The construction of FOBs, using Chinook helicopters to haul rock
around the country, was outrageously costly, with questionable benefit, but
still the contractors wished they could have just a few million more to improve
the water system. Stretches of the new but vulnerable ring road around
the country are usually unusable due to Taliban actions. Thus we're still
reliant on helicopters despite the great cost of building and maintaining the
highway. In my opinion one reason the proposed pipeline was never laid
across the country (which the Left said was why we intervened) is that the
Taliban would keep blowing it up.
This is a long way of saying that if we intend to win, we have
to work with traditional local Muslims, opposed to the brand of militant
international Islamism advocated by Qaeda, ISIS and to a lesser but growing
extent the Taliban. I remember flying over villages in the Helmand,
seeing girls playing in their family courtyards in brightly colored clothes,
with their heads uncovered.

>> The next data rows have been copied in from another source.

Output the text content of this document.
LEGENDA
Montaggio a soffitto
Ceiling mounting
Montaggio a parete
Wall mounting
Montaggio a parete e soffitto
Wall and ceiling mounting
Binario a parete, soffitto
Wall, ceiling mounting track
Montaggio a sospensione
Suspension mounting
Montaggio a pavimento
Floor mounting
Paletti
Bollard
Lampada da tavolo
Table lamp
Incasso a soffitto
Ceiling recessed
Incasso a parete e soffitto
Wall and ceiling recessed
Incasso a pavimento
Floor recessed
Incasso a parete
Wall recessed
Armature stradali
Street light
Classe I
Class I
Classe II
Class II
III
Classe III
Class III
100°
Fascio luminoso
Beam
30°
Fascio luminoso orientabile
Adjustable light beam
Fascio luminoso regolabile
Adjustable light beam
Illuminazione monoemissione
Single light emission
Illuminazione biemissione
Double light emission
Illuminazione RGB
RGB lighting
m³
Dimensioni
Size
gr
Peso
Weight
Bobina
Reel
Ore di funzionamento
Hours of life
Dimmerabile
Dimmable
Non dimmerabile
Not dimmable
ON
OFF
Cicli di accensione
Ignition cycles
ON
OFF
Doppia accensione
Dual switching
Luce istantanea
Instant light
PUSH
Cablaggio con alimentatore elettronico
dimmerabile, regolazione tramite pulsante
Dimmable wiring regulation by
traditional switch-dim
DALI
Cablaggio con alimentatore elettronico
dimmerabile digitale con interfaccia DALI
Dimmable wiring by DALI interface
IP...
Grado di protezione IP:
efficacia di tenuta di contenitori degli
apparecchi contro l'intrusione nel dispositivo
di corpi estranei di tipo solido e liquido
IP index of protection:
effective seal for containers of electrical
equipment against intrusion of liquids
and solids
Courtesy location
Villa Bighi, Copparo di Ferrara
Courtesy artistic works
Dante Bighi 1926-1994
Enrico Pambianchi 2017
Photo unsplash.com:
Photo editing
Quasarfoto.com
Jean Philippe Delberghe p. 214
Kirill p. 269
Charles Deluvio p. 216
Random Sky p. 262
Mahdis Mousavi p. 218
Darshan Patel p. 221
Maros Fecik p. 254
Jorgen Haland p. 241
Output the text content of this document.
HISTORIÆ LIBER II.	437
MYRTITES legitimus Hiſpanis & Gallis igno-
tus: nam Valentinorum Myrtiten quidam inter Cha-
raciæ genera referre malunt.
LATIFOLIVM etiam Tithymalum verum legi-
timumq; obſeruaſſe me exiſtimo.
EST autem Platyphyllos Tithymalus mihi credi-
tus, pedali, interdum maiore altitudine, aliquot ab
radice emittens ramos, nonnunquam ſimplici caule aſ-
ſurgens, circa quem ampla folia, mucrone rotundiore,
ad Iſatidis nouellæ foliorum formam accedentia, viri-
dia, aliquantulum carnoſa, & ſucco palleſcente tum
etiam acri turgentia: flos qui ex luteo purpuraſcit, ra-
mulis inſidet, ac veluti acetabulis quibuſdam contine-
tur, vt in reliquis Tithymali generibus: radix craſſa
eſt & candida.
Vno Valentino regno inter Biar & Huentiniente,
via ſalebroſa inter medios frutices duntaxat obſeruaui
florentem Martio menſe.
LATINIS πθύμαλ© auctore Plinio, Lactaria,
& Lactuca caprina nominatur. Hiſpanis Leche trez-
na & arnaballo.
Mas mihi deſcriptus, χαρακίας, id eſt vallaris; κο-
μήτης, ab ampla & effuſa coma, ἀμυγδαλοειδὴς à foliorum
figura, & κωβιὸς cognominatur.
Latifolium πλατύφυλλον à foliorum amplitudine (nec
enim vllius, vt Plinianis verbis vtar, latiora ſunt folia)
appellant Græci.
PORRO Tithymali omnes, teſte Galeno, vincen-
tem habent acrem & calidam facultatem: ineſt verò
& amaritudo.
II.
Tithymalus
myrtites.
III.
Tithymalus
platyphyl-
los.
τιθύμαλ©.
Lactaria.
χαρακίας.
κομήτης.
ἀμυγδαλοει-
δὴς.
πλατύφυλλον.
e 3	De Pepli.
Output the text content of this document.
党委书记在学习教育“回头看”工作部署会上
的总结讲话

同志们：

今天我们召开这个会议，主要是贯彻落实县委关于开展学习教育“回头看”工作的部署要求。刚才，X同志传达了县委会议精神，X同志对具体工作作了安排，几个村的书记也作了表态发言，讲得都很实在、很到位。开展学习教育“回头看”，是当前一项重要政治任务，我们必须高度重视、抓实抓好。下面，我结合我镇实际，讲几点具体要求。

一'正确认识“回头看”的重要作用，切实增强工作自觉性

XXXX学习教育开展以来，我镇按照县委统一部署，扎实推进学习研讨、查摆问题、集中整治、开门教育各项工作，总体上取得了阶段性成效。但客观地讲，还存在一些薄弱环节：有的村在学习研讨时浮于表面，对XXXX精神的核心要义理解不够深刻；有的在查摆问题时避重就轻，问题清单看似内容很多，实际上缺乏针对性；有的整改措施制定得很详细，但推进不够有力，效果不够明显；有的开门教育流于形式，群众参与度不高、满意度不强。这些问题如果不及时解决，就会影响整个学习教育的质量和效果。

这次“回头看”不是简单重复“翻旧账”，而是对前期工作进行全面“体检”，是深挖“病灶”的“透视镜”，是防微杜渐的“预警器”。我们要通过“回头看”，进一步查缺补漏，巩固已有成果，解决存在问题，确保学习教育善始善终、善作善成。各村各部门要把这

Boys flew kites and listened to radios.
The locals didn't like Taliban rule (especially not the elders so often bumped
off), and were glad to be liberated at first, but the national police force and
Afghan National Army we set up often alienated them, as did some of our own
actions, as I mentioned.
Traditional society in both Afghanistan and Iraq is tribal, with
customs of which the Taliban and Salafists such as ISIS disapprove. This
is true both in Fallujah, Anbar Province, Iraq and Zabul Province, Afghanistan,
for instance. Islam isn't monolithic, obviously, or Sunni, Sh'ia and
Alawite Arabs, Turkomen and Kurds, Yazidis, Christians, Druze and other
religious and ethnic minorities in Syria and Iraq wouldn't have been locked
into a battle of each against all intermittently for going on 1400 years.
The Anbar Awakening and American troop surge in Iraq, relying on
traditional Sunni tribal leaders, succeeded, but then we left precipitously
without a Status of Forces agreement with the Iranian-puppet Shi'a regime in
Baghdad. The worst strategy is a lawyer-driven, muddling, middle way
between washing our hands of the world from Morocco to Mindanao, just leaving
the theater to its own devices, on the one hand and waging real, relentless war
on the other.
It's unclear if the Turkish and Saudi-backed rebels in Iraq are
substantially more "moderate" than ISIS. The least bad solution
there might be to divide up the state whose boundaries were drawn by the
imperial powers Turkey, Britain and France, and which would already have blown
apart without Soviet and Russian support of the minority (around 11%) Alawite
regime. While acknowledging that the aid of such moderates as may exist
is essential to winning the Global War on Terror, the questions remain if we're
still seriously fighting it and what would it mean to win it?